The recipe for lime mortar

In lime mortars, the binder is either air-hardening lime (calcium hydroxide, Ca(OH)₂) or hydraulic lime. Hydraulic lime consists partly of calcium hydroxide, and, in greater quantity, calcium silicate, which reacts with water and then hardens. Slaking quicklime with water produces calcium hydroxide. Quicklime (CaO) is obtained by burning limestone or seashells (the raw materials for lime) in limekilns. An important constituent of limestone and seashells is calcium carbonate (CaCO₃).

Mortar is obtained by mixing a binder with aggregates. Mortar is usually composed mainly of aggregates. In the case of mortar for bricklaying or pointing, this is usually sand. The binder adheres to aggregate and brick. Sometimes, additives are also used. The nature and relative amounts of all these constituents determine the hardening process and the properties during use and after setting. The constituents of lime mortars are discussed in Chapter 3 (Section 2: The raw materials for lime mortar). However, the properties of a mortar are not determined purely by the properties of its constituents, but also by their relative amounts. The choice of a mix design for mortar must be made on the basis of the specific application for which the mortar is intended. This is discussed in Chapter 3, Section 6: The constituents and their proportions. However, this publication is not a book of recipes! Putting together a mortar is work for specialists and must therefore be left in the hands of such mortar technologists. Contractors and pointers are specialists in practical application of mortar and they must seek their satisfaction there, not in making small changes in mortar mixes or adhering stubbornly to their own recipes. As has been demonstrated all too often in practice, the monuments may then be the victims.

Hardening

Following the discussion of the composition of mortar, attention is given in Section 7: The hardening of lime mortar to the hardening process.

The hardening of air-hardening lime mortars can be summarised in the lime cycle: the process from stone to stone. Pieces of limestone or seashells (calcium carbonate) are transformed into calcium oxide by burning. After slaking with water, this calcium oxide becomes calcium hydroxide. The use of such mortar again results in a petrified lime: by reacting with carbon dioxide from the air, calcium hydroxide is transformed into calcium carbonate and the cycle is complete.

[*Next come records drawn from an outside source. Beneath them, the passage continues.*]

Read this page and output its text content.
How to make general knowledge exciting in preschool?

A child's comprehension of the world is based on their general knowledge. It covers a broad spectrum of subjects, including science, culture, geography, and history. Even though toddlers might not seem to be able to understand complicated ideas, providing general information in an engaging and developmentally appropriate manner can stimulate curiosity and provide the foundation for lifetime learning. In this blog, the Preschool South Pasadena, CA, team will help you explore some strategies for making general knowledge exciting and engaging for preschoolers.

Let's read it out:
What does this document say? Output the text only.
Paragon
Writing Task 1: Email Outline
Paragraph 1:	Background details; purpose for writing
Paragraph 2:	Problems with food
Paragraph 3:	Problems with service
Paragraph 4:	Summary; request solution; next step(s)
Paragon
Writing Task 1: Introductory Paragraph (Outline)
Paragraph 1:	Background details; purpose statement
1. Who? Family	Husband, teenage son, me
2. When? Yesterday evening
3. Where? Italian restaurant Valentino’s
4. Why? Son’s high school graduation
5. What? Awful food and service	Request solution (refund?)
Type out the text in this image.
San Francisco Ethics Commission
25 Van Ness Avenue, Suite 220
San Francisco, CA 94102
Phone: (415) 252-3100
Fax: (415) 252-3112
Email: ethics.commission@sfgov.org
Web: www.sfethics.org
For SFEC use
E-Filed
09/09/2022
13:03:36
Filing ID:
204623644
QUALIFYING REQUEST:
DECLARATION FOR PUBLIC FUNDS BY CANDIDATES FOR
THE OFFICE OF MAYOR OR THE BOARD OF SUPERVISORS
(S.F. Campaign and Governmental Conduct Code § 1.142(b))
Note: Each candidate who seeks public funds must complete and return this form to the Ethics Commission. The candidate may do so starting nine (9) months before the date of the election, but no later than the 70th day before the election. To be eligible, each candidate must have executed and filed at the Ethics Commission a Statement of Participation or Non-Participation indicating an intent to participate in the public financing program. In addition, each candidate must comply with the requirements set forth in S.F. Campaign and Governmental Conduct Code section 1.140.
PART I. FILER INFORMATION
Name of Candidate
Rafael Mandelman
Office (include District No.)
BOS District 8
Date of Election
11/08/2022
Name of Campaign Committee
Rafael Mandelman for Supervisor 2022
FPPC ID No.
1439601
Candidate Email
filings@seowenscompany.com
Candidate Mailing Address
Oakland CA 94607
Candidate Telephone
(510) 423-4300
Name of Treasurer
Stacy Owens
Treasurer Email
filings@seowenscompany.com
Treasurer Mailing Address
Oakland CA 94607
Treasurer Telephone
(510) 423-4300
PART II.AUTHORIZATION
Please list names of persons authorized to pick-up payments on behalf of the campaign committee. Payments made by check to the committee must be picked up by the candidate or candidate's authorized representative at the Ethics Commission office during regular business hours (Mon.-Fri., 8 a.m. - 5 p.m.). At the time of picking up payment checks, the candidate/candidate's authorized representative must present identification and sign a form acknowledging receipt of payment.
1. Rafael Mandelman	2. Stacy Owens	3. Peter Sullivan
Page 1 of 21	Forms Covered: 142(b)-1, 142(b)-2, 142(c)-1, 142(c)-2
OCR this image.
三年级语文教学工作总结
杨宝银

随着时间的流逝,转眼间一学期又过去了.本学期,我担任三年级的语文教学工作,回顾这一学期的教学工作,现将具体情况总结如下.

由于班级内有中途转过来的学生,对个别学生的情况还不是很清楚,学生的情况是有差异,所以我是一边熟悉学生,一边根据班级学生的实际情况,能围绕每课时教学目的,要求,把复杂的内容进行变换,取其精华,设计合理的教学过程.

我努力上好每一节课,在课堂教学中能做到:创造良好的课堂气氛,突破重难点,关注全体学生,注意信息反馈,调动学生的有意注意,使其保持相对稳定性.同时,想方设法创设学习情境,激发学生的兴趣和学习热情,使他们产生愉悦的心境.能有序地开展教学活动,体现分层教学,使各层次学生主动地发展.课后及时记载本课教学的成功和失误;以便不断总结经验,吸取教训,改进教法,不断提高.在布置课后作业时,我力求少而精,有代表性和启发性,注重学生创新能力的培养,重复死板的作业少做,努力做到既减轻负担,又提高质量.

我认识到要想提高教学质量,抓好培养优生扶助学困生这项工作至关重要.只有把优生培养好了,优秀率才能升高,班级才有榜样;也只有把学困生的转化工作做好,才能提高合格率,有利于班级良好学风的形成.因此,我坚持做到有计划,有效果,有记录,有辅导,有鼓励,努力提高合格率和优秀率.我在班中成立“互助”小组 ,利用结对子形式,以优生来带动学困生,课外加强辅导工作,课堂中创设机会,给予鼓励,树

Depending on the mineral composition of the raw material, lime that is made from limestone (lump lime) sometimes contains not only lime but also so-called hydraulic secondary constituents. They react with water and lime to form hardening gels. These gels are responsible for the primary hardening of the binder. If there is still free lime (calcium hydroxide) present in the mortar after this primary hardening, then the primary hardening is followed by hardening due to the reaction between calcium hydroxide and carbon dioxide (provided of course that air is not excluded from the construction, for example, because the construction is under water). The last reaction is thus the same as during the hardening of air-hardening lime. This lump lime may, therefore, be looked upon as a mixture of a hydraulic constituent and air-hardening lime. The first hardens relatively rapidly, even under water, while the second hardens relatively slowly and only if carbon dioxide from the air can reach the lime. The degree to which the two constituents are present determines whether the lime is strongly or weakly hydraulic.

In the absence of (sufficient) hydraulic constituents, pozzolanic components may be added to the lime mortar in order to increase its hydraulicity and final strength. Together with these pozzolanic components, lime can harden more or less in the same way as hydraulic lime. The pozzolanic components may be either ground natural materials, such as trass, or artificial products such as crushed roofing tiles or other weakly burned ceramic materials.

A long history

Chapter 2 looks back at the traditional use of lime mortars. The use of lime for making construction mortar has a long and rich history. This is reviewed in detail in Section 2: ‘The use of lime over the centuries’. Section 2 is preceded by a section on the other binding agents that were and are used for the manufacture of mortar. From ancient times to the recent past, construction with mortars based on, for example, loam or gypsum was also common. Outside Western Europe and especially in developing countries, a binding agent such as loam, which has been totally forgotten in our region, is still often used.

Research

Chapter 5 starts with a section on research. When we investigate historical lime mortars, we see that a great diversity of lime mortars was used in the past. The principal differences are in the proportions of binder and sand, the type of lime used (air-hardening lime or hydraulic lime), and the presence or absence of additives, for example in the form of trass. These differences can be explained, on the one hand, by the exploitation of local and regional sites for obtaining the raw materials (limestone, seashells). On the other hand, a role is played by the increase in technical expertise over time. Thanks to this increase in expertise, the composition of mortars could be increasingly finetuned to the circumstances in which and for which the mortar was used (rising brickwork, dams and dikes, etc.).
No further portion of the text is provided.